PKS 0727−11 is a blazar located in southern constellation of Puppis. The redshift of the object has been determined as (z) 1.591, with it first being discovered during the Parkes survey conducted at the Parkes Observatory in 1966. The radio spectrum of the object is flat, classifying it a flat-spectrum radio quasar.

== Description ==
PKS 0727−11 has been found variable on the electromagnetic spectrum. It is noted for its variable flux density near 5 GHz and at the 10.6 GHz mark when it was observed between 1968 and 1969, with evidence of rapid variations at 2.3 GHz in 1971. It also had an amplitude outburst at 2 Jy, which subsequently peaked in 1975 at frequencies ranging from 10.6 to 2.7 GHz.

A gamma-ray flare was detected from PKS 0727−11 on 21 September 2010 by Fermi Gamma-ray Space Telescope with its daily gamma-ray flux reaching levels of 1.4 ± 0.4 × 10^{−6} photons cm^{2,} an increase of 3.5 in factor. Increased gamma-ray flux reached around 5.0 ± -0.8 × 10^{−7} photons cm^{−2} s^{−1} back in January 2009. The source of the quasar is mainly core-dominated with a jet shown, having either a 90° or a large bend.
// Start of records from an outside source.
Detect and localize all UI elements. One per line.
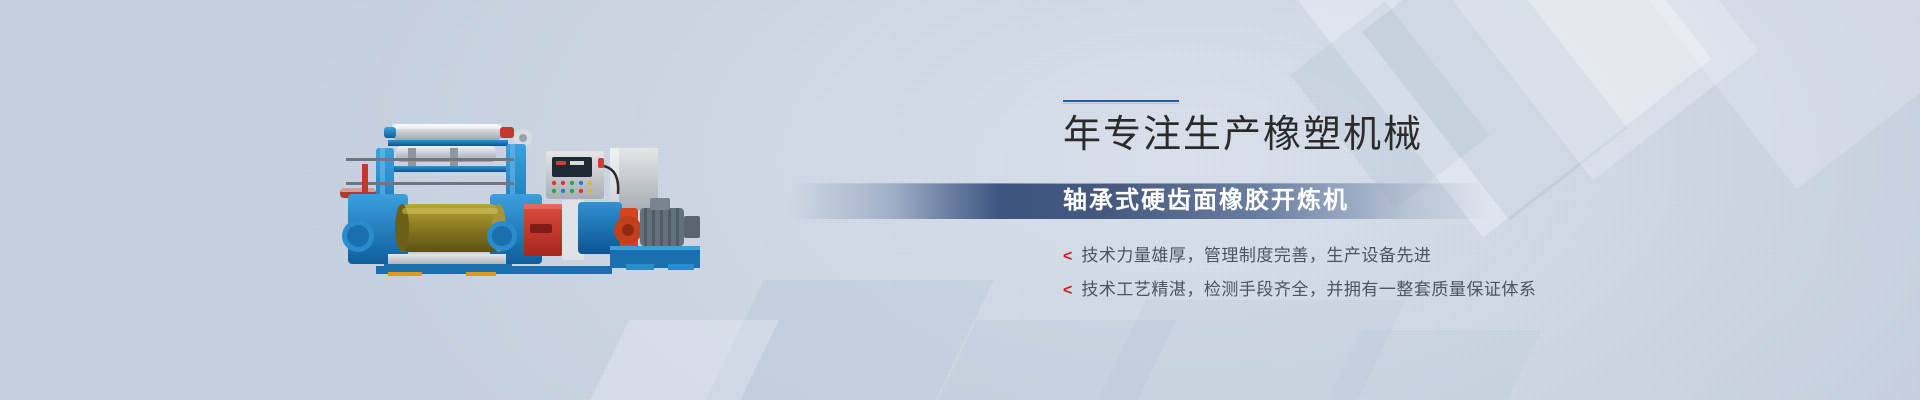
title-rule-light	[1063, 103, 1179, 104]
decorative-polygon-7	[903, 320, 1176, 400]
product-bar-label: 轴承式硬齿面橡胶开炼机	[1063, 183, 1349, 219]
page-title: 年专注生产橡塑机械	[1063, 112, 1823, 158]
list-item: < 技术力量雄厚，管理制度完善，生产设备先进	[1063, 246, 1536, 267]
product-bar: 轴承式硬齿面橡胶开炼机	[790, 183, 1490, 219]
list-item: < 技术工艺精湛，检测手段齐全，并拥有一整套质量保证体系	[1063, 280, 1536, 301]
chevron-left-icon: <	[1063, 281, 1072, 301]
decorative-polygon-9	[571, 320, 780, 400]
title-rule	[1063, 100, 1179, 104]
title-rule-blue	[1063, 100, 1179, 102]
feature-list: < 技术力量雄厚，管理制度完善，生产设备先进 < 技术工艺精湛，检测手段齐全，并…	[1063, 246, 1536, 314]
banner-content: 年专注生产橡塑机械 轴承式硬齿面橡胶开炼机 < 技术力量雄厚，管理制度完善，生产…	[1063, 100, 1823, 158]
decorative-polygon-10	[1279, 330, 1542, 400]
machine-photo	[280, 96, 700, 276]
decorative-polygon-8	[1054, 300, 1407, 400]
list-item-label: 技术工艺精湛，检测手段齐全，并拥有一整套质量保证体系	[1081, 280, 1536, 300]
list-item-label: 技术力量雄厚，管理制度完善，生产设备先进	[1081, 246, 1431, 266]
hero-banner: 年专注生产橡塑机械 轴承式硬齿面橡胶开炼机 < 技术力量雄厚，管理制度完善，生产…	[0, 0, 1920, 400]
chevron-left-icon: <	[1063, 247, 1072, 267]
decorative-polygon-5	[1618, 0, 1920, 189]
decorative-polygon-6	[676, 280, 994, 400]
The quasar is classified as a polarization rotator. When observed in 1981 by Hugh Aller, it is found to display a systemic time change in polarization which began in middle of 1977. Although on average with a change rate of +106°, it did not occur in linear manner according to Aller. However it is noted to occur in a series of jumps in position angles, with observed large differences of +55° in April 1978, +70° in January 1979, +82° in June 1979 and +68° by September of 1980. Aller also noted the polarization degree of PKS 0727−11 at 4.8 and 8.0 GHz frequencies, appeared fluctuated at a time-scale on the order of half-year. A series of outbursts also occurred in PKS 0727−11 beginning late 1973, with a change of position angle of 90°.

In February 2025, PKS 0727−11 is found to undergo a quasi-periodic oscillation with a period of 168 days. This is likely explained by non-ballistic helical motion in its jet, which in turn is driven by orbital motion of its binary supermassive black hole system. The mass for the primary black hole in PKS 0727−11 is estimated in the range between 3.66 × 10^{8} and 5.79 × 10^{9} M_{☉}.